I’ve generated some fake data per my data generating process and I’m trying to recover it using Stan. But I’m having some trouble. Let me preface this by saying that I’m actually not sure if the model is estimable. Would love some input on that as well.
Let’s imagine that there are two buckets b_1 and b_2, each with a different quantity of water (t_1 and t_2). Based on some unknown ratio p_12, water is transferred from b_1 to b_2. The remaining water remains in b_1. Similarly, based on an unknown ratio (p_21), water is transferred from b_2 to b_1 and the remaining water remains in b_2. I have the final quantities of water in b_1 and b_2 (d_1 and d_2). I’m trying to recover t_1, t_2, p_12 and p_12. In summary, the DGP is as follows:
d_1 = t_1 * p_11 + t_2 * p_21
d_2 = t_1 * p_12 + t_2 * p_22
I set strong priors on p, just to see if the model is identifiable. But so far i’ve not been able to recover the original parameters. The Stan code is below:
data {
int N;
matrix[N, 2] d;
}
parameters {
matrix<lower=0, upper=1>[2, 2] p;
matrix<lower=0, upper=100>[N, 2] t;
}
model {
p[1, 1] ~ normal(0.8, 0.1);
p[1, 2] ~ normal(0.1, 0.1);
p[2, 1] ~ normal(0.3, 0.1);
p[2, 2] ~ normal(0.9, 0.1);
for (n in 1:N) {
d[n, 1] ~ normal(t[n, 1] * p[1, 1] + t[n, 2] * p[2, 1], 5);
d[n, 2] ~ normal(t[n, 1] * p[1, 2] + t[n, 2] * p[2, 2], 5);
}
}
The R code for the simulated data is below:
library(dplyr)
library(rstan)
p11 <- 0.8
p12 <- 0.2
p21 <- 0
p22 <- 1
n_rows <- 10000
n <- n_rows * 2
p <- matrix(c(p11, p12, p21, p22), ncol = 2)
orig_volume <- matrix(round(runif(n, 0, 100)), ncol = 2)
actual_volume <- matrix(rnorm(length(orig_volume), orig_volume %*% p, 0.5),
ncol=2)
fit <- stan("deconvolve.stan", data = list(N = n_rows,
d = actual_volume),
cores = 4)
The model fits without a hitch.

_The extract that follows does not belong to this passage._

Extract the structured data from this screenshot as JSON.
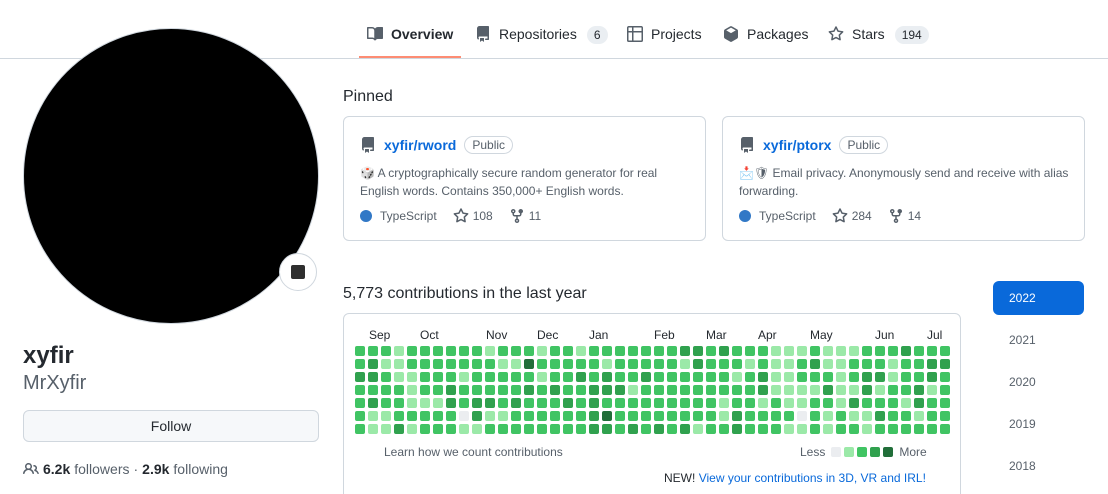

However, the recovered p’s are below:
mean se_mean sd 2.5% 25% 50% 75%
p[1,1] 0.4941585 0.1936347 0.2740242 0.204176857 0.22033892 0.4969178 0.7679620
p[1,2] 0.4936669 0.3318837 0.4695399 0.007956682 0.02413307 0.4966741 0.9630371
p[2,1] 0.4900769 0.1943634 0.2750601 0.198570377 0.21497245 0.4891215 0.7648648
p[2,2] 0.5048441 0.3306266 0.4677627 0.020220718 0.03729904 0.5042397 0.9727109
97.5% n_eff Rhat
p[1,1] 0.7819635 2.002680 32.08681
p[1,2] 0.9765943 2.001581 54.61768
p[2,1] 0.7791202 2.002748 31.65371
p[2,2] 0.9857066 2.001592 54.26038
All the p’s are close to 0.5, even though p11 = 0.8 and p12 = 0.2. What’s going on here?
Also I know the model code can be improved via vectorization. Would love to get some pointers on that as well.